Silvester thought a moment, then smiled. “I know just the place,” he said.

Twenty minutes later, Mark found himself standing in front of an ordinary-looking house in an ordinary-looking neighborhood.

“This is a restaurant?” Mark asked, puzzled.

“No,” Silvester said. “It is my house.”

“But…”

The chauffeur smiled. “You asked for the most delicious food in the whole city. This is it. My wife is a fantastic cook. And best of all, it is free!”

Mark blinked in surprise, but followed the chauffeur inside.

“Sil!” A woman inside exclaimed as she greeted Martin’s chauffeur with a kiss. “I didn’t expect you home so soon.”

“I brought a friend, Daisy, her husband said, gesturing to Mark. “This is Mark.”

“Nice to meet you,” said Mark.

“I told him you made the most delicious food in the city. So I brought him here to try it,” Silvester explained.

“Welcome,” Daisy smiled at Mark. Then she turned to call up the stairs: “Kids, your father is home, come down for dinner!”

Three children, between the ages of five and ten tumbled down the stairs and ran to Silvester. “Papa!” they cried as he bent to hug and kiss each of them.

“We have a guest for dinner,” Silas said. “This is Mr. Mark. And this is Amy, Minnie, and Johnny.”

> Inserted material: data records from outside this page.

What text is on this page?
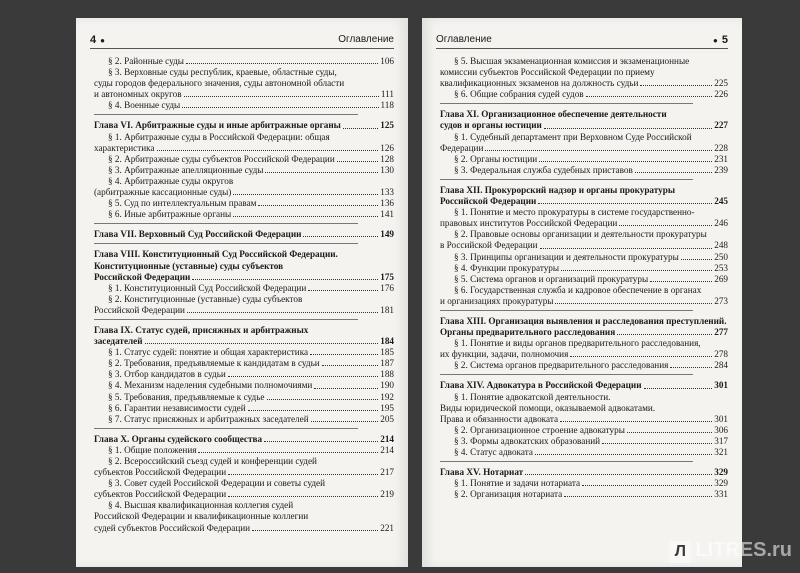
4 ●	Оглавление
§ 2. Районные суды	106
§ 3. Верховные суды республик, краевые, областные суды,
суды городов федерального значения, суды автономной области
и автономных округов	111
§ 4. Военные суды	118
Глава VI. Арбитражные суды и иные арбитражные органы	125
§ 1. Арбитражные суды в Российской Федерации: общая
характеристика	126
§ 2. Арбитражные суды субъектов Российской Федерации	128
§ 3. Арбитражные апелляционные суды	130
§ 4. Арбитражные суды округов
(арбитражные кассационные суды)	133
§ 5. Суд по интеллектуальным правам	136
§ 6. Иные арбитражные органы	141
Глава VII. Верховный Суд Российской Федерации	149
Глава VIII. Конституционный Суд Российской Федерации.
Конституционные (уставные) суды субъектов
Российской Федерации	175
§ 1. Конституционный Суд Российской Федерации	176
§ 2. Конституционные (уставные) суды субъектов
Российской Федерации	181
Глава IX. Статус судей, присяжных и арбитражных
заседателей	184
§ 1. Статус судей: понятие и общая характеристика	185
§ 2. Требования, предъявляемые к кандидатам в судьи	187
§ 3. Отбор кандидатов в судьи	188
§ 4. Механизм наделения судебными полномочиями	190
§ 5. Требования, предъявляемые к судье	192
§ 6. Гарантии независимости судей	195
§ 7. Статус присяжных и арбитражных заседателей	205
Глава X. Органы судейского сообщества	214
§ 1. Общие положения	214
§ 2. Всероссийский съезд судей и конференции судей
субъектов Российской Федерации	217
§ 3. Совет судей Российской Федерации и советы судей
субъектов Российской Федерации	219
§ 4. Высшая квалификационная коллегия судей
Российской Федерации и квалификационные коллегии
судей субъектов Российской Федерации	221
Оглавление	● 5
§ 5. Высшая экзаменационная комиссия и экзаменационные
комиссии субъектов Российской Федерации по приему
квалификационных экзаменов на должность судьи	225
§ 6. Общие собрания судей судов	226
Глава XI. Организационное обеспечение деятельности
судов и органы юстиции	227
§ 1. Судебный департамент при Верховном Суде Российской
Федерации	228
§ 2. Органы юстиции	231
§ 3. Федеральная служба судебных приставов	239
Глава XII. Прокурорский надзор и органы прокуратуры
Российской Федерации	245
§ 1. Понятие и место прокуратуры в системе государственно-
правовых институтов Российской Федерации	246
§ 2. Правовые основы организации и деятельности прокуратуры
в Российской Федерации	248
§ 3. Принципы организации и деятельности прокуратуры	250
§ 4. Функции прокуратуры	253
§ 5. Система органов и организаций прокуратуры	269
§ 6. Государственная служба и кадровое обеспечение в органах
и организациях прокуратуры	273
Глава XIII. Организация выявления и расследования преступлений.
Органы предварительного расследования	277
§ 1. Понятие и виды органов предварительного расследования,
их функции, задачи, полномочия	278
§ 2. Система органов предварительного расследования	284
Глава XIV. Адвокатура в Российской Федерации	301
§ 1. Понятие адвокатской деятельности.
Виды юридической помощи, оказываемой адвокатами.
Права и обязанности адвоката	301
§ 2. Организационное строение адвокатуры	306
§ 3. Формы адвокатских образований	317
§ 4. Статус адвоката	321
Глава XV. Нотариат	329
§ 1. Понятие и задачи нотариата	329
§ 2. Организация нотариата	331
Л LITRES.ru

“It is very nice to meet you,” Mark said as the kids ducked shyly behind their father.

That night as they gathered around the table, Mark observed the older girls putting food in the bowl for their younger brother, and Daisy and Silvester chatting warmly with each other, their children, and Mark. They smiled as they passed the dishes to each other, eating and conversing happily.

Mark noted that the food was not as fancy as the dishes he had seen at Martin’s mansion, but as he ate, surrounded by the warmth of the small family, he had to admit: it was the most delicious food in the city…perhaps the whole world.